Download Arabic Wikipedia
Tip
Im getting “latest” but it’s good practice to see what version it is.
!curl -I https://dumps.wikimedia.org/arwiki/latest/arwiki-latest-pages-articles-multistream.xml.bz2 --silent | grep "Last-Modified"
Last-Modified: Sat, 21 Oct 2023 02:57:42 GMT
Download simple wikipedia.
Note
Note that there is an implied directory structure here. And you will be putting your data in
../data
for this and the subsequent tutorials in this series.
!wget -nc -P "$proj_dir"/data/raw https://dumps.wikimedia.org/arwiki/latest/arwiki-latest-pages-articles-multistream.xml.bz2
--2023-10-28 08:09:45-- https://dumps.wikimedia.org/arwiki/latest/arwiki-latest-pages-articles-multistream.xml.bz2
Resolving dumps.wikimedia.org (dumps.wikimedia.org)... 208.80.154.142, 2620:0:861:2:208:80:154:142
Connecting to dumps.wikimedia.org (dumps.wikimedia.org)|208.80.154.142|:443... connected.
HTTP request sent, awaiting response... 200 OK
Length: 1671369109 (1.6G) [application/octet-stream]
Saving to: ‘/home/ec2-user/arabic-wiki/data/raw/arwiki-latest-pages-articles-multistream.xml.bz2’

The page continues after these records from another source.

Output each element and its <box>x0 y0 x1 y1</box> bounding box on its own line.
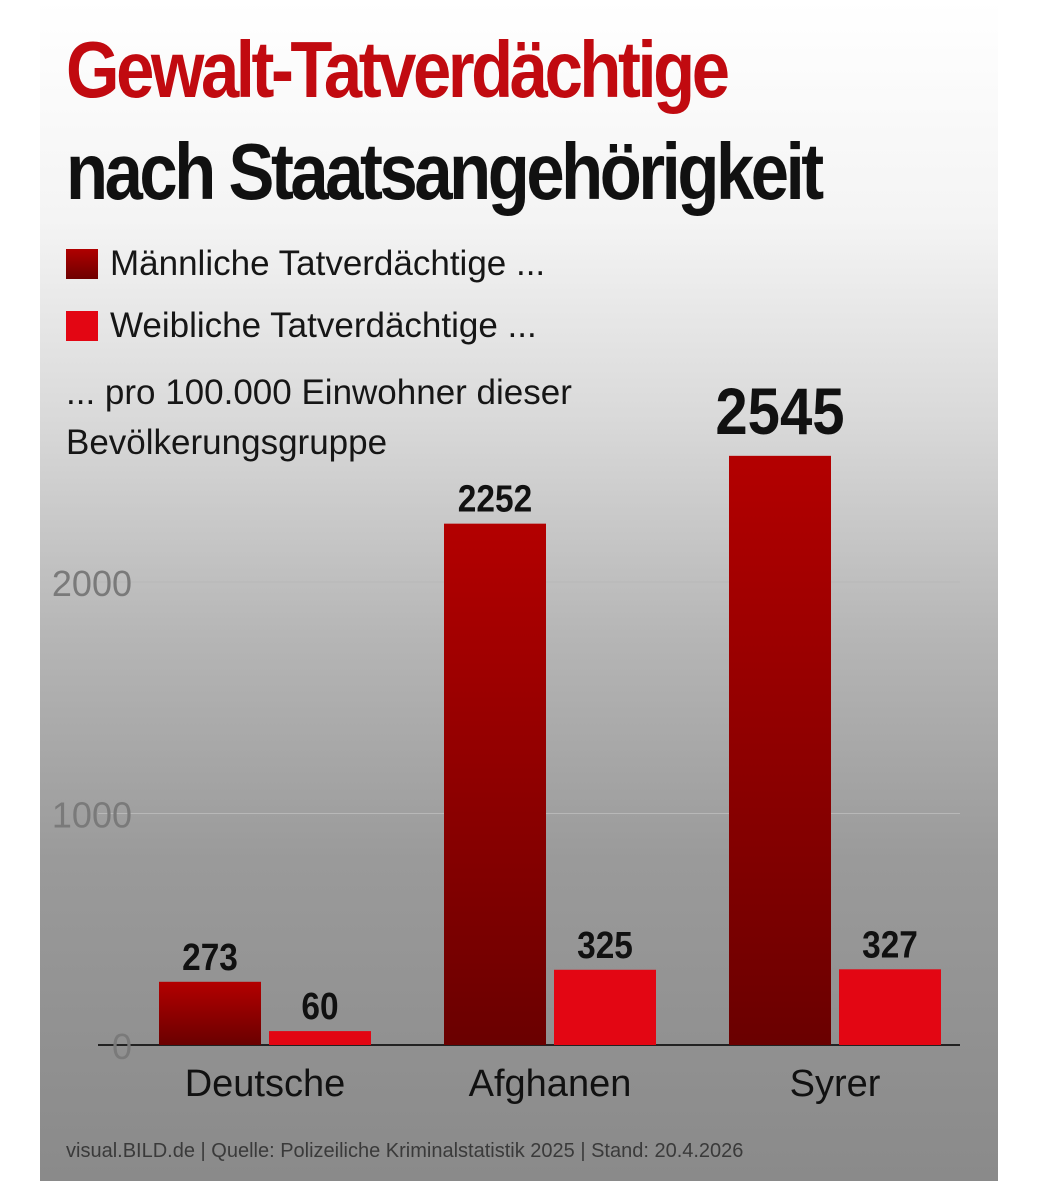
value-labels: 273 60 2252 325 2545 327 <box>182 375 918 1027</box>
value-label-female: 60 <box>301 985 338 1027</box>
legend-item-female: Weibliche Tatverdächtige ... <box>66 306 537 346</box>
y-tick-label: 1000 <box>52 795 132 836</box>
value-label-male: 273 <box>182 936 238 978</box>
y-tick-label: 0 <box>112 1026 132 1067</box>
source-note: visual.BILD.de | Quelle: Polizeiliche Kr… <box>66 1140 744 1162</box>
bar-chart: 0 1000 2000 273 60 2252 325 2545 327 Deutsche Af… <box>52 375 960 1105</box>
value-label-female: 327 <box>862 923 918 965</box>
bar-female <box>269 1031 371 1045</box>
legend-label-male: Männliche Tatverdächtige ... <box>110 244 546 283</box>
value-label-male: 2545 <box>715 375 844 448</box>
value-label-male: 2252 <box>458 478 532 520</box>
legend-note: ... pro 100.000 Einwohner dieser Bevölke… <box>66 373 572 462</box>
bar-female <box>839 969 941 1045</box>
y-axis: 0 1000 2000 <box>52 563 132 1067</box>
chart-title-line-1: Gewalt-Tatverdächtige <box>66 25 730 114</box>
x-tick-label: Deutsche <box>185 1063 346 1105</box>
bar-female <box>554 969 656 1045</box>
x-tick-label: Afghanen <box>469 1063 632 1105</box>
value-label-female: 325 <box>577 924 633 966</box>
x-tick-label: Syrer <box>790 1063 881 1105</box>
chart-panel: Gewalt-Tatverdächtige nach Staatsangehör… <box>40 0 998 1181</box>
bars <box>159 455 941 1045</box>
bar-male <box>729 455 831 1045</box>
legend-item-male: Männliche Tatverdächtige ... <box>66 244 545 284</box>
legend-swatch-male <box>66 249 98 279</box>
bar-male <box>444 523 546 1045</box>
chart-title-line-2: nach Staatsangehörigkeit <box>66 127 824 216</box>
x-axis: Deutsche Afghanen Syrer <box>185 1063 881 1105</box>
legend-swatch-female <box>66 311 98 341</box>
y-tick-label: 2000 <box>52 563 132 604</box>
legend-label-female: Weibliche Tatverdächtige ... <box>110 306 537 345</box>
bar-male <box>159 981 261 1045</box>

100%[====================================>] 1,671,369,109 4.54MB/s in 5m 54s
2023-10-28 08:15:39 (4.51 MB/s) - ‘/home/ec2-user/arabic-wiki/data/raw/arwiki-latest-pages-articles-multistream.xml.bz2’ saved [1671369109/1671369109]
Extract
The download format from wikipedia is in XML. wikiextractor
will convert this into a jsonl format split into many
folders and files.
!wikiextractor -o "$proj_dir"/data/raw/output --json "$proj_dir"/data/raw/arwiki-latest-pages-articles-multistream.xml.bz2
INFO: Preprocessing '/home/ec2-user/arabic-wiki/data/raw/arwiki-latest-pages-articles-multistream.xml.bz2' to collect template definitions: this may take some time.
INFO: Preprocessed 100000 pages
...
INFO: Extracted 2200000 articles (2416.5 art/s)

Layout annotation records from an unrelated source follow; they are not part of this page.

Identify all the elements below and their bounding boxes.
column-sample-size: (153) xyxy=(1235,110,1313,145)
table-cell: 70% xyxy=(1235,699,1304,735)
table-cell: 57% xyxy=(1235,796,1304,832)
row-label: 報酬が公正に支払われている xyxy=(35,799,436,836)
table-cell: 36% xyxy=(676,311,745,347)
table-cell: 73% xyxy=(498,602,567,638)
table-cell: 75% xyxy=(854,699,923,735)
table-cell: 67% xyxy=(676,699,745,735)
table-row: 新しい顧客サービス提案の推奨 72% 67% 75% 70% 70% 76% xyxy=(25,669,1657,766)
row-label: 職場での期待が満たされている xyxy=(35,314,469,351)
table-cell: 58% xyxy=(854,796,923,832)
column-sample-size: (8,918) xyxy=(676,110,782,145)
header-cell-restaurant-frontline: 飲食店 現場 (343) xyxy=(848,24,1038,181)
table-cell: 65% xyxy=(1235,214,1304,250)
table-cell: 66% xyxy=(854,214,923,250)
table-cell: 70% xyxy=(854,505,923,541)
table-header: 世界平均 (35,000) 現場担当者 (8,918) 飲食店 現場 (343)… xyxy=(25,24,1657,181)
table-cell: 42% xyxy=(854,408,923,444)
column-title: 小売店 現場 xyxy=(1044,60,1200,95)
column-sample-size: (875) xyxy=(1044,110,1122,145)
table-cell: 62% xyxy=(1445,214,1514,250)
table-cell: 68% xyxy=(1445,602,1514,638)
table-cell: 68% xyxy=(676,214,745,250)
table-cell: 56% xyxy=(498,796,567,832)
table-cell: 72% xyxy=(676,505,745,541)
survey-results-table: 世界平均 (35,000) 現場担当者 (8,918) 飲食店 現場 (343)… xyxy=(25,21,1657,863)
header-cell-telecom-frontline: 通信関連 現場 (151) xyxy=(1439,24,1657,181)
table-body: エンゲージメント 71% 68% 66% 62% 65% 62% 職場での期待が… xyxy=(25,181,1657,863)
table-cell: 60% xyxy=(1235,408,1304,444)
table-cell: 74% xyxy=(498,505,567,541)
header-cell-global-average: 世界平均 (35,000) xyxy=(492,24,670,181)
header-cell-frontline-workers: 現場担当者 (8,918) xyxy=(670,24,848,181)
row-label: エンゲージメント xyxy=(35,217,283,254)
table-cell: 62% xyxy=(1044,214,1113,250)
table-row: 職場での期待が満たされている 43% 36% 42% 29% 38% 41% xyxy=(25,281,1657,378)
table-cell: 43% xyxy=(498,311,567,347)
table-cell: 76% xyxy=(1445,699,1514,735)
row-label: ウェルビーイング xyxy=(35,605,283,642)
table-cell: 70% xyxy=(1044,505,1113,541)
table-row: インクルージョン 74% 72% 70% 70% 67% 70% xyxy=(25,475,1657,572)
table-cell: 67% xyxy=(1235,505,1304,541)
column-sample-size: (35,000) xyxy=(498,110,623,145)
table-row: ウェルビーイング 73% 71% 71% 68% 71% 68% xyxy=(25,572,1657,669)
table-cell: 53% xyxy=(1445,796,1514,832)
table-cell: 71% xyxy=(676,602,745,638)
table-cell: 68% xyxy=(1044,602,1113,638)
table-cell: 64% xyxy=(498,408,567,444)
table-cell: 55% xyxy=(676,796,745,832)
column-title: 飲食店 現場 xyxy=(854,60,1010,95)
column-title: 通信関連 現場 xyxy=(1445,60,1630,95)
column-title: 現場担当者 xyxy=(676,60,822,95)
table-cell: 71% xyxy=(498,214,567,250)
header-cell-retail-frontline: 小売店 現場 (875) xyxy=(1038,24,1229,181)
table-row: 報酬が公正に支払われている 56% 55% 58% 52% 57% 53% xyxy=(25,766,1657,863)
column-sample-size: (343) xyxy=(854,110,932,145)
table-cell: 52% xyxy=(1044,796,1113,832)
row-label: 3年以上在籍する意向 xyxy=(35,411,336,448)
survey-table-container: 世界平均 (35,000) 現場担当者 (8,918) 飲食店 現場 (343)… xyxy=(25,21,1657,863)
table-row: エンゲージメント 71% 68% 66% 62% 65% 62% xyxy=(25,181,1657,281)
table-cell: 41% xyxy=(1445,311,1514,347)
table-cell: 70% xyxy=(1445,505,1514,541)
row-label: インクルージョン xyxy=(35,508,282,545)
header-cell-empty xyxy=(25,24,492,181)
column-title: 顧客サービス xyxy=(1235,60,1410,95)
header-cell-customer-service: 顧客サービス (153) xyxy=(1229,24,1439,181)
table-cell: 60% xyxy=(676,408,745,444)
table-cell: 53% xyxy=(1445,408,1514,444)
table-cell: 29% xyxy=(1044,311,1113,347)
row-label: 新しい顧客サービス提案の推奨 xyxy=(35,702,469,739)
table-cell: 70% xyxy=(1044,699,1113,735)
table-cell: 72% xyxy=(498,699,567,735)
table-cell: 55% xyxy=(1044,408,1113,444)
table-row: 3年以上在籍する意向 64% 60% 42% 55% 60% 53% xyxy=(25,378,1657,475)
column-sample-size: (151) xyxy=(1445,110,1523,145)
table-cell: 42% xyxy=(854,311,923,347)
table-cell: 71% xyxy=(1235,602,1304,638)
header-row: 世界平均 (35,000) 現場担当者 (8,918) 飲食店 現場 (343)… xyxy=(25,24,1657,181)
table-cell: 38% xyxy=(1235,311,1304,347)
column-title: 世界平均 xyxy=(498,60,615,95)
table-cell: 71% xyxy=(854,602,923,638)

INFO: Finished 3-process extraction of 2254650 articles in 641.2s (3516.3 art/s)
Consolidate
The split format is tedious to deal with, so now we we will consolidate this into a series of .ndjson
files. This is
important as our data processing machine might not have enough RAM to fit the whole dataset.
I like .ndjson
because it:
- Allows us to stream easily due to being able to split on rows/lines (regular
.json
is too messy to easily get the firstx rows
) - Has higher fault tolerance: If one line is corrupted the file is not corrupted
- Facilitates parallel processing
- Allows incremental loading
Dive into the consolidate functionality for more details.
Note
This is the second sticking point, as it’s not easy to place extra code. Here is consolidate.py in case you aren’t using the repository.
from src.preprocessing.consolidate import folder_to_json
folder = proj_dir_path / 'data/raw/output'
folder_out = proj_dir_path / 'data/consolidated/'
folder_to_json(folder, folder_out, 'ar_wiki')
Processing: 100%|█████████████████| 6119/6119 [01:11<00:00, 85.38file/s, File: wiki_18 | Dir: /home/ec2-user/arabic-wiki/data/raw/output/CJ]
Wiki processed in 72.87 seconds!
We did it! We now have the latest Arabic Wikipedia in a digestable format. Lets do some analysis in Part 2 to understand how we should chunk our data.
Tutorial Design Decisions
I structured this in a repo for a couple reasons:
- It allows good software practices like abstraction
- It is easier to create a data system that will work for the future tutorials
- Its cleaner and easier to maintain
It does pose a challenge when I describe my work. Many times readers would rather just click a button and rush through a notebook. Thats fair, I’ve been there. In this case I wanted to take a deeper more intentional look. Feel free to comment with your thoughts!